Investigation into biological role of melD operon in Streptomyces

• Main Authors: Han-Yu Yang, 楊涵羽
• Other Authors: Carton W. Chen
• Format: Others
• Language: zh-TW
• Published: 2007
• Online Access: http://ndltd.ncl.edu.tw/handle/49803151529589050393

碩士 === 國立陽明大學 === 生命科學暨基因體科學研究所 === 95 === About one third of Streptomyces species can produce extracellular tyrosinase, which catalyzes formation of melanin pigment (Mel+). These species harbor a melC operon consisting of melC1, which encodes a helper protein required for copper incorporation and secretion of the tyrosinase, and melC2, which encodes the tyrosinase. The chromosome of Streptomyces coelicolor encodes a homolog of melC operon (designated melD), although this species does not produce melanin (Mel-). Surprisingly, an ortholog of the melD operon also exists in the genomes of Streptomyces avermitilis and Streptomyces scabies, which also possess a melC operon and are Mel+. In all the three species, the melD is located centrally on the linear chromosomes, in contrast to the terminal location of the melC operon found in the Mel+ species. Fourteen melC and melD operons were collected from different Streptomyces species, and the two paralog groups are distinguished by (i) phylogenetic analysis, (ii) Ka/Ks ratio analysis, (iii) operon structure patterns (i.e., overlap between melD1 and melD2, but not between melC1 and melC2), and (iv) genetic stability (i.e., unstable melC vs. stable melD).
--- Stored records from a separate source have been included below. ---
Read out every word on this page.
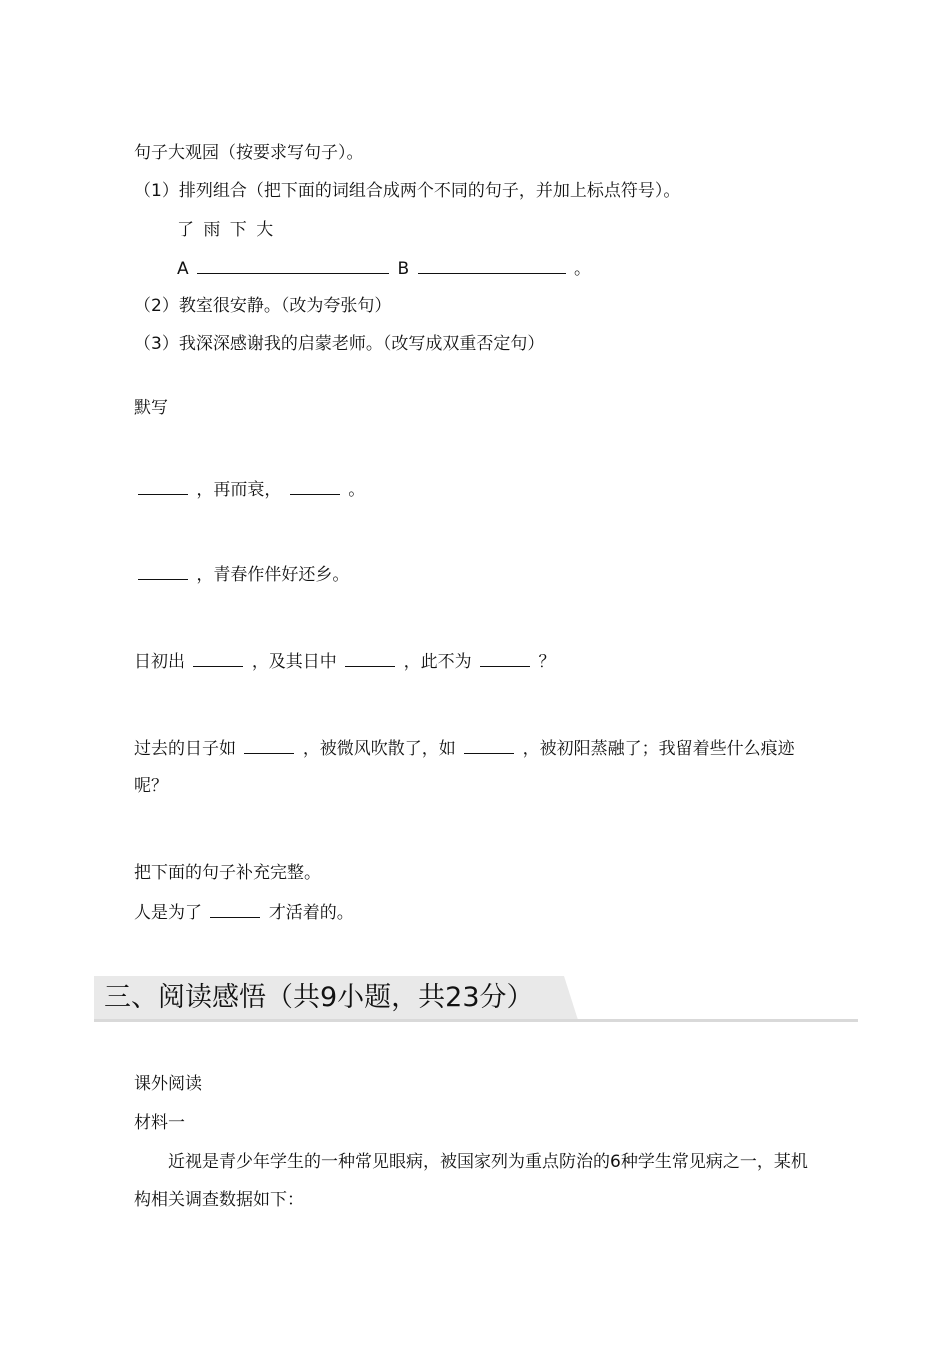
句子大观园（按要求写句子）。
（1）排列组合（把下面的词组合成两个不同的句子，并加上标点符号）。
了 雨 下 大
A	B	。
（2）教室很安静。（改为夸张句）
（3）我深深感谢我的启蒙老师。（改写成双重否定句）
默写
，再而衰，	。
，青春作伴好还乡。
日初出	，及其日中	，此不为	？
过去的日子如	，被微风吹散了，如	，被初阳蒸融了；我留着些什么痕迹
呢？
把下面的句子补充完整。
人是为了	才活着的。
三、阅读感悟（共9小题，共23分）
课外阅读
材料一
近视是青少年学生的一种常见眼病，被国家列为重点防治的6种学生常见病之一，某机
构相关调查数据如下：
No extracellular and intracellular tyrosinase activity was detected in both S. coelicolor, and the function of melD is not clear. To test the possible role of melD in protection against phenolic compounds (secreted as antimicrobial substances by plants in soil), a ΔmelD mutant of S. coelicolor was created and tested. The ΔmelD mutants showed increased sensitivity to pyrocatechol, but not to caffeic acid and 3,4-dihyroxybenzoic acid, implicating the protection against pyrocatechol damage by melD. Surprisingly, secreted MelC increases the sensitivity to pyrocatechol (by comparison between melC+ and ΔmelC strains). A model was proposed for the opposite effects of melC and melD on sensitivity to the phenolic compounds. Furthermore, His-tagged MelD2 was found at the membrane fraction of S. coelicolor with a reduced molecular weight (25 kDa vs. the expected 30 kDa), suggesting the translocation of MelD to the membrane through a proteolytic processing. In summary, melD differs distinctly from melC in the genetic structures, protein locations, substrate specificities, and mostly likely the biological role. While melD appears to be involved in protection against small phenolic compounds, the role of melC is less clear.